It is one thing to be able to speak well about your accomplishments, but do you know how to turn your career journey into an engaging narrative that will captivate an audience? Storytelling might seem like a skill unrelated to your career, but it can play a major role in negotiating, landing a new role, and plenty of other self-advocacy scenarios. Not to mention, a solid story can be a great tool for building your personal brand around the office.
Justin Sternberg, Hollywood TV writer and storytelling strategist, is an expert in not only crafting engaging stories, but in marketing them for opportunities. To help our community begin reframing their experiences for an audience (aka a stakeholder or colleague), Justin dropped by The Forem for a crash course in storytelling. Here are three key takeaways.
Stories transport people (to an especially generous place).
Odds are, most of us would much rather hear an engaging story instead of listening to someone list off the successes they accrued throughout their career. You might be thinking: If I tell them in chronological order…then what’s the difference? Chemicals.
When a story is well formulated (i.e., it keeps our attention and/or appeals to our senses), it triggers a phenomenon called “transportation” wherein our brain begins to simulate the emotions we hear. This results in high levels of oxytocin being released from the brain, which makes people more trustworthy, generous, and compassionate. In other words, if constructed correctly, a story can engage others to see from your point of view.
Given that relationship building is at the core of nearly every career opportunity — whether through networking, stakeholder alignment, etc. — being able to organically evoke empathy in others is a skill worth honing.
2. Keep raising the stakes.
In Justin’s words, “not all interesting stories are engaging stories.” Meaning: just because you can string together your life’s events and gather an audience, you aren’t guaranteed an ROI.
Every good story has pivotal moments and “unknowns” that keep the listener tuned in. From Justin’s experience, amplifying these moments across a transformational timeline (i.e., this is who I was, and because of this moment and this struggle, this is who I am now), is pivotal to ensuring you keep listeners on board from beginning to end. Put plainly: don’t give away too much too soon.
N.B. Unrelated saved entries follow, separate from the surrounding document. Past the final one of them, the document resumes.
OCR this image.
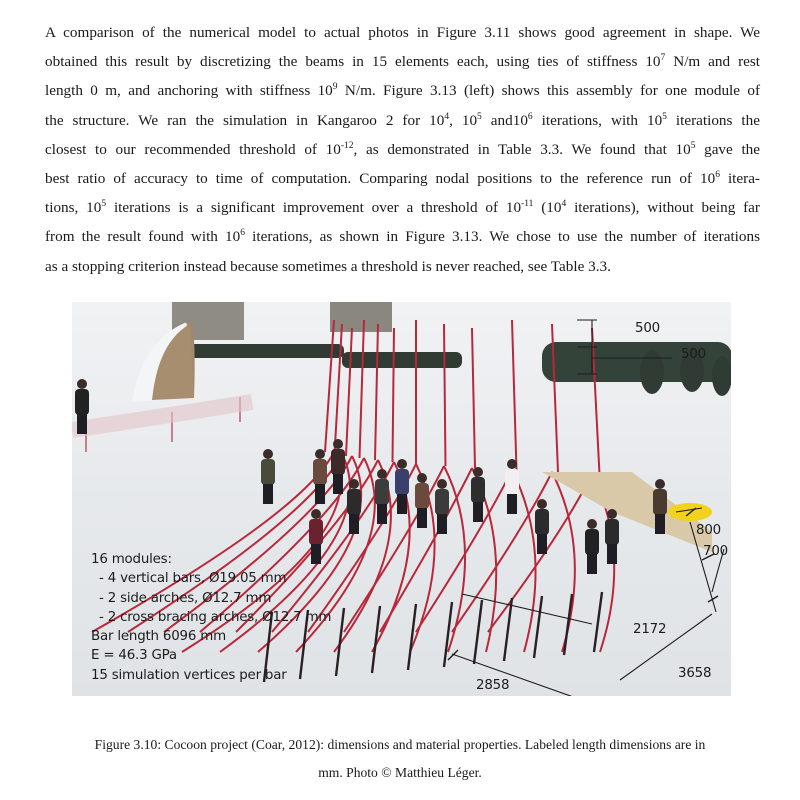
A comparison of the numerical model to actual photos in Figure 3.11 shows good agreement in shape. We
obtained this result by discretizing the beams in 15 elements each, using ties of stiffness $10^7$ N/m and rest
length 0 m, and anchoring with stiffness $10^9$ N/m. Figure 3.13 (left) shows this assembly for one module of
the structure. We ran the simulation in Kangaroo 2 for $10^4$, $10^5$ $and10^6$ iterations, with $10^5$ iterations the
closest to our recommended threshold of $10^{-12}$, as demonstrated in Table 3.3. We found that $10^5$ gave the
best ratio of accuracy to time of computation. Comparing nodal positions to the reference run of $10^6$ itera-
tions, $10^5$ iterations is a significant improvement over a threshold of $10^{-11}$ ($10^4$ iterations), without being far
from the result found with $10^6$ iterations, as shown in Figure 3.13. We chose to use the number of iterations
as a stopping criterion instead because sometimes a threshold is never reached, see Table 3.3.
16 modules:
- 4 vertical bars, Ø19.05 mm
- 2 side arches, Ø12.7 mm
- 2 cross bracing arches, Ø12.7 mm
Bar length 6096 mm
E = 46.3 GPa
15 simulation vertices per bar
500
500
800
700
2172
3658
2858
Figure 3.10: Cocoon project (Coar, 2012): dimensions and material properties. Labeled length dimensions are in
mm. Photo © Matthieu Léger.
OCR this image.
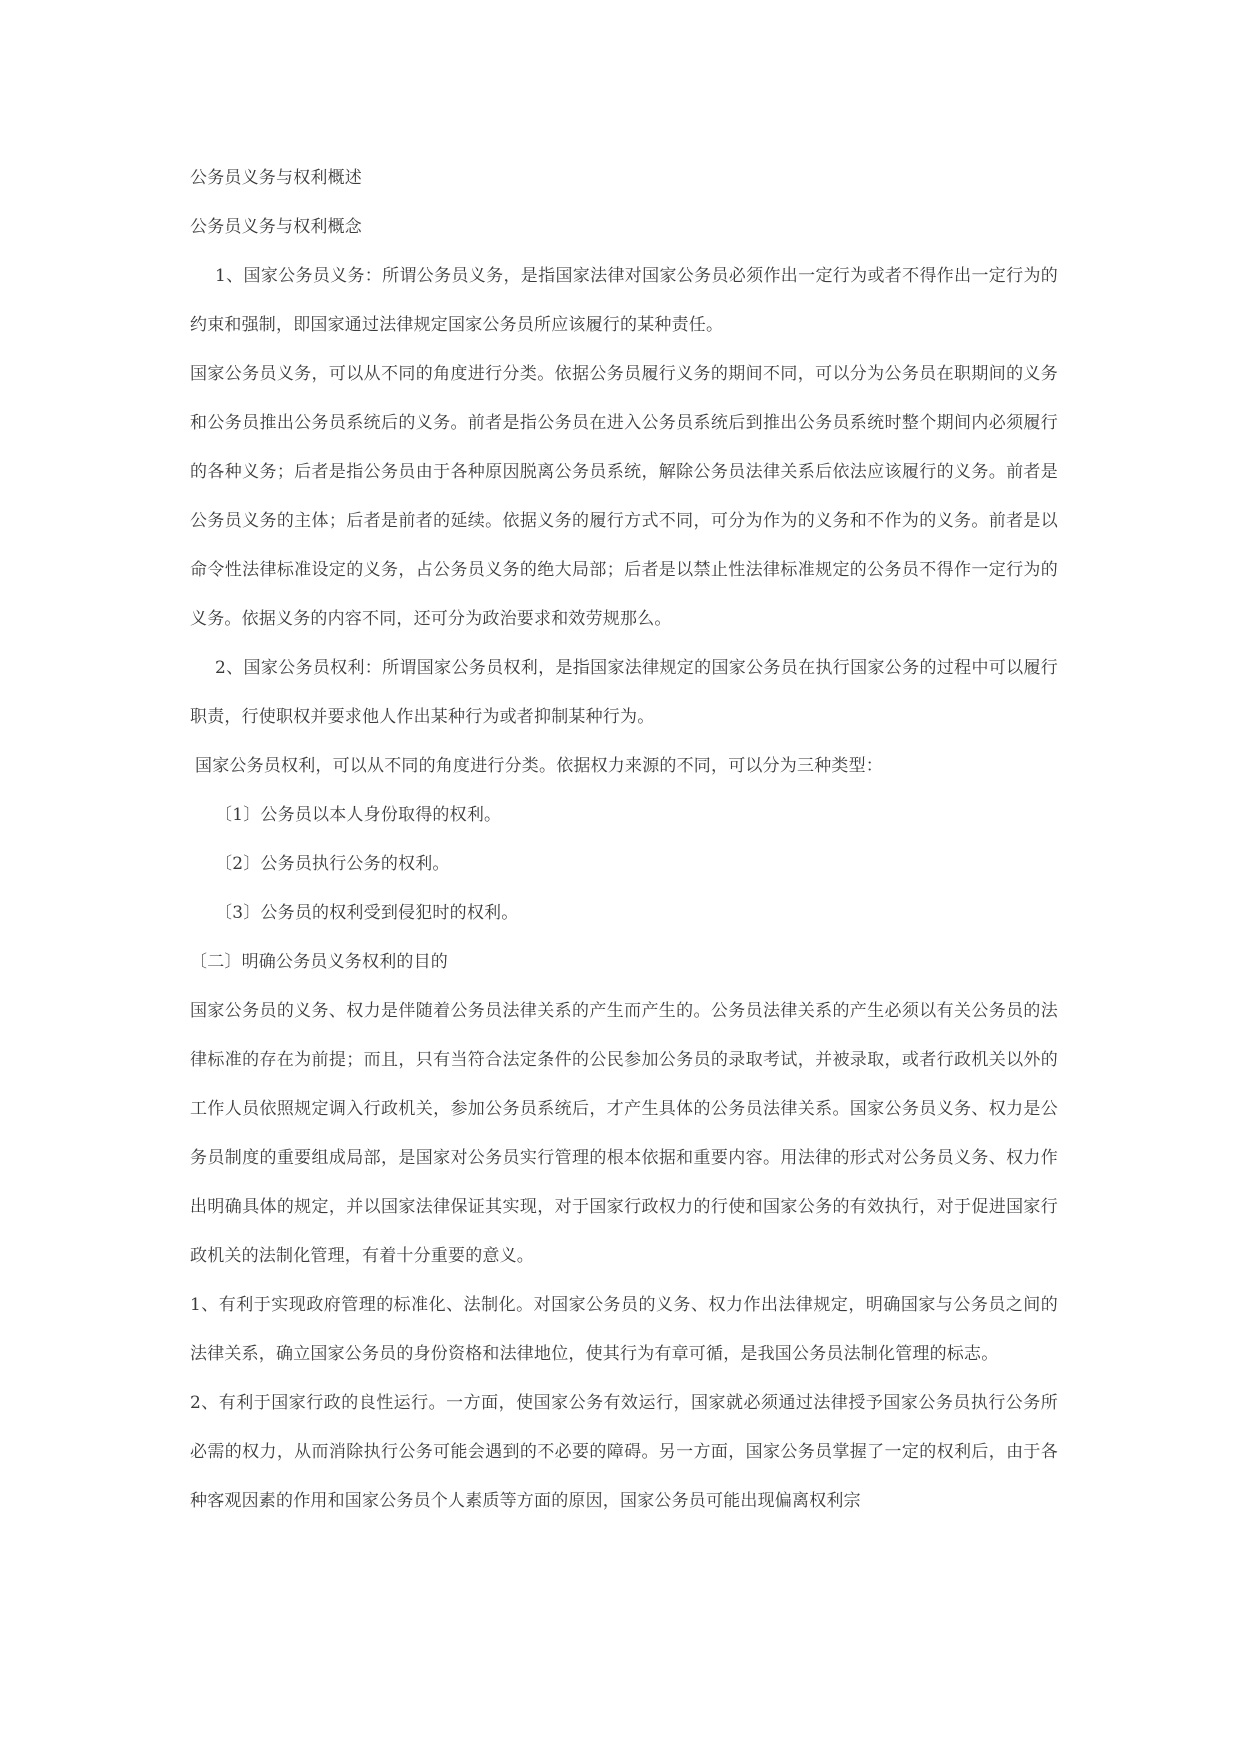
公务员义务与权利概述

公务员义务与权利概念

1、国家公务员义务：所谓公务员义务，是指国家法律对国家公务员必须作出一定行为或者不得作出一定行为的约束和强制，即国家通过法律规定国家公务员所应该履行的某种责任。

国家公务员义务，可以从不同的角度进行分类。依据公务员履行义务的期间不同，可以分为公务员在职期间的义务和公务员推出公务员系统后的义务。前者是指公务员在进入公务员系统后到推出公务员系统时整个期间内必须履行的各种义务；后者是指公务员由于各种原因脱离公务员系统，解除公务员法律关系后依法应该履行的义务。前者是公务员义务的主体；后者是前者的延续。依据义务的履行方式不同，可分为作为的义务和不作为的义务。前者是以命令性法律标准设定的义务，占公务员义务的绝大局部；后者是以禁止性法律标准规定的公务员不得作一定行为的义务。依据义务的内容不同，还可分为政治要求和效劳规那么。

2、国家公务员权利：所谓国家公务员权利，是指国家法律规定的国家公务员在执行国家公务的过程中可以履行职责，行使职权并要求他人作出某种行为或者抑制某种行为。

国家公务员权利，可以从不同的角度进行分类。依据权力来源的不同，可以分为三种类型：

〔1〕公务员以本人身份取得的权利。

〔2〕公务员执行公务的权利。

〔3〕公务员的权利受到侵犯时的权利。

〔二〕明确公务员义务权利的目的

国家公务员的义务、权力是伴随着公务员法律关系的产生而产生的。公务员法律关系的产生必须以有关公务员的法律标准的存在为前提；而且，只有当符合法定条件的公民参加公务员的录取考试，并被录取，或者行政机关以外的工作人员依照规定调入行政机关，参加公务员系统后，才产生具体的公务员法律关系。国家公务员义务、权力是公务员制度的重要组成局部，是国家对公务员实行管理的根本依据和重要内容。用法律的形式对公务员义务、权力作出明确具体的规定，并以国家法律保证其实现，对于国家行政权力的行使和国家公务的有效执行，对于促进国家行政机关的法制化管理，有着十分重要的意义。

1、有利于实现政府管理的标准化、法制化。对国家公务员的义务、权力作出法律规定，明确国家与公务员之间的法律关系，确立国家公务员的身份资格和法律地位，使其行为有章可循，是我国公务员法制化管理的标志。

2、有利于国家行政的良性运行。一方面，使国家公务有效运行，国家就必须通过法律授予国家公务员执行公务所必需的权力，从而消除执行公务可能会遇到的不必要的障碍。另一方面，国家公务员掌握了一定的权利后，由于各种客观因素的作用和国家公务员个人素质等方面的原因，国家公务员可能出现偏离权利宗
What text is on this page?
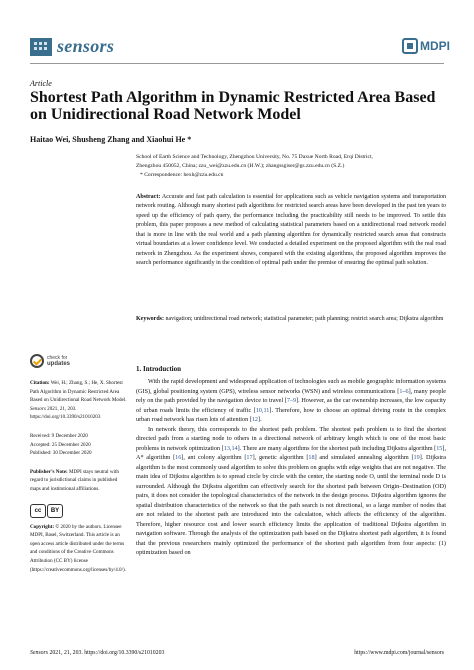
sensors	MDPI
Article
Shortest Path Algorithm in Dynamic Restricted Area Based on Unidirectional Road Network Model
Haitao Wei, Shusheng Zhang and Xiaohui He *
School of Earth Science and Technology, Zhengzhou University, No. 75 Daxue North Road, Erqi District,
Zhengzhou 450052, China; zzu_wei@zzu.edu.cn (H.W.); zhangssgiser@gs.zzu.edu.cn (S.Z.)
* Correspondence: hexh@zzu.edu.cn
Abstract: Accurate and fast path calculation is essential for applications such as vehicle navigation systems and transportation network routing. Although many shortest path algorithms for restricted search areas have been developed in the past ten years to speed up the efficiency of path query, the performance including the practicability still needs to be improved. To settle this problem, this paper proposes a new method of calculating statistical parameters based on a unidirectional road network model that is more in line with the real world and a path planning algorithm for dynamically restricted search areas that constructs virtual boundaries at a lower confidence level. We conducted a detailed experiment on the proposed algorithm with the real road network in Zhengzhou. As the experiment shows, compared with the existing algorithms, the proposed algorithm improves the search performance significantly in the condition of optimal path under the premise of ensuring the optimal path solution.
Keywords: navigation; unidirectional road network; statistical parameter; path planning; restrict search area; Dijkstra algorithm
check for
updates
Citation: Wei, H.; Zhang, S.; He, X. Shortest Path Algorithm in Dynamic Restricted Area Based on Unidirectional Road Network Model. Sensors 2021, 21, 203. https://doi.org/10.3390/s21010203
Received: 9 December 2020
Accepted: 25 December 2020
Published: 30 December 2020
Publisher’s Note: MDPI stays neutral with regard to jurisdictional claims in published maps and institutional affiliations.
cc	BY
Copyright: © 2020 by the authors. Licensee MDPI, Basel, Switzerland. This article is an open access article distributed under the terms and conditions of the Creative Commons Attribution (CC BY) license (https://creativecommons.org/licenses/by/4.0/).
1. Introduction

With the rapid development and widespread application of technologies such as mobile geographic information systems (GIS), global positioning system (GPS), wireless sensor networks (WSN) and wireless communications [1–6], many people rely on the path provided by the navigation device to travel [7–9]. However, as the car ownership increases, the low capacity of urban roads limits the efficiency of traffic [10,11]. Therefore, how to choose an optimal driving route in the complex urban road network has risen lots of attention [12].

In network theory, this corresponds to the shortest path problem. The shortest path problem is to find the shortest directed path from a starting node to others in a directional network of arbitrary length which is one of the most basic problems in network optimization [13,14]. There are many algorithms for the shortest path including Dijkstra algorithm [15], A* algorithm [16], ant colony algorithm [17], genetic algorithm [18] and simulated annealing algorithm [19]. Dijkstra algorithm is the most commonly used algorithm to solve this problem on graphs with edge weights that are not negative. The main idea of Dijkstra algorithm is to spread circle by circle with the center, the starting node O, until the terminal node D is surrounded. Although the Dijkstra algorithm can effectively search for the shortest path between Origin–Destination (OD) pairs, it does not consider the topological characteristics of the network in the design process. Dijkstra algorithm ignores the spatial distribution characteristics of the network so that the path search is not directional, so a large number of nodes that are not related to the shortest path are introduced into the calculation, which affects the efficiency of the algorithm. Therefore, higher resource cost and lower search efficiency limits the application of traditional Dijkstra algorithm in navigation software. Through the analysis of the optimization path based on the Dijkstra shortest path algorithm, it is found that the previous researchers mainly optimized the performance of the shortest path algorithm from four aspects: (1) optimization based on

Sensors 2021, 21, 203. https://doi.org/10.3390/s21010203	https://www.mdpi.com/journal/sensors
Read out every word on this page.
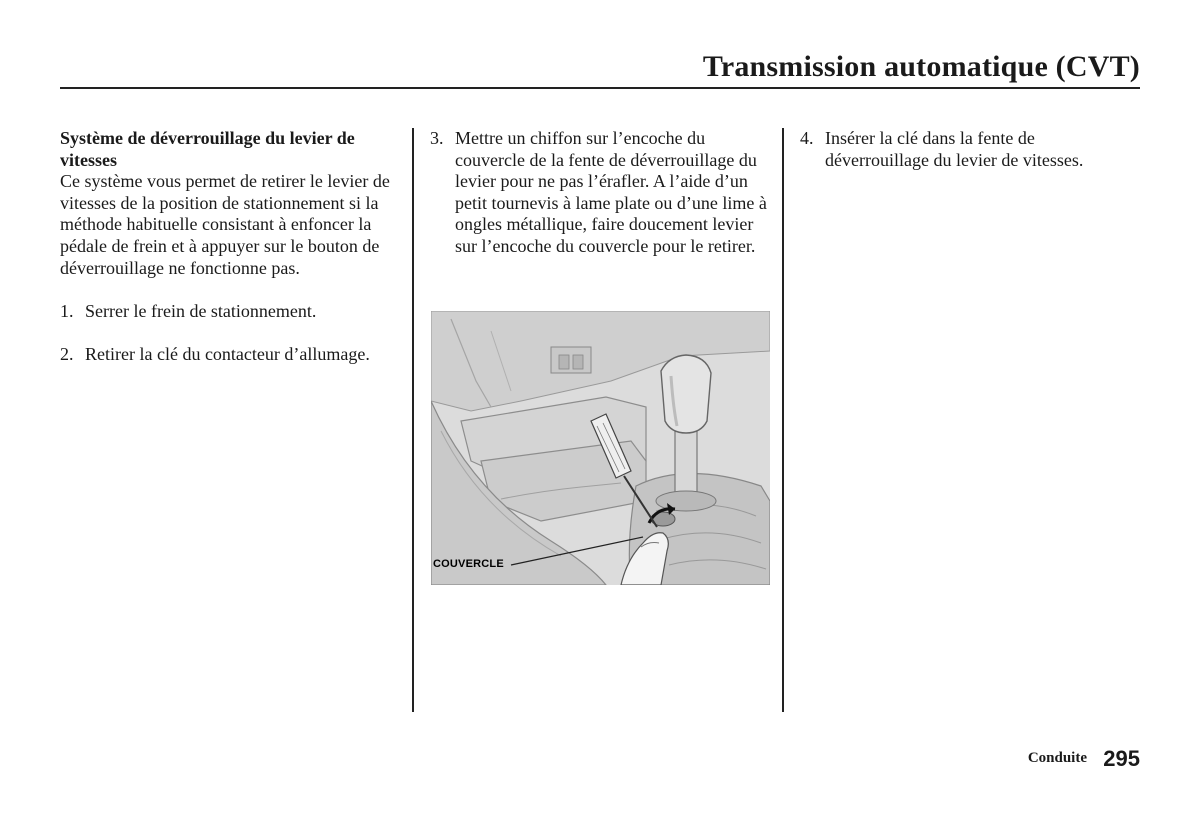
Transmission automatique (CVT)

Système de déverrouillage du levier de vitesses

Ce système vous permet de retirer le levier de vitesses de la position de stationnement si la méthode habituelle consistant à enfoncer la pédale de frein et à appuyer sur le bouton de déverrouillage ne fonctionne pas.

1. Serrer le frein de stationnement.
2. Retirer la clé du contacteur d’allumage.
3. Mettre un chiffon sur l’encoche du couvercle de la fente de déverrouillage du levier pour ne pas l’érafler. A l’aide d’un petit tournevis à lame plate ou d’une lime à ongles métallique, faire doucement levier sur l’encoche du couvercle pour le retirer.
COUVERCLE
4. Insérer la clé dans la fente de déverrouillage du levier de vitesses.
Conduite 295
This formulaic approach is the difference between simply relaying information about yourself and telling a story where you are the main character. If you aren’t sure if your story will pack a punch, first identify what you want that punch to be. Do you want your audience to be convinced you are adept at a certain skill? Do you want to motivate them to take a specific action?
Pinpoint your CTA first, then work backwards to determine what details you should and should not include to carry your narrative up to that point.
3. Speak your truth (don’t write it).
Though vocalizing your journey might be a little intimidating at first, doing so yields far more results than sending an email or elaborating on LinkedIn. Hearing a narrative elicits a powerful brain response (re: #1) compared to the minimal influence yielded from reading. Hence: crying at movies is much more common than tearing up over a novel.
It’ll take some trial and error to get your delivery down, but the more you feel comfortable speaking about your journey, the easier it will be to leverage for opportunities and to bolster your personal brand.
As a start, pick a defining moment in your life and brainstorm how that may have influenced your career successes up to this point. Connect with a trusted colleague and practice sharing that journey to gauge if and how your CTA resonates. Oftentimes new personal insights float to the surface when we talk things through, and you might be surprised by the feedback you receive!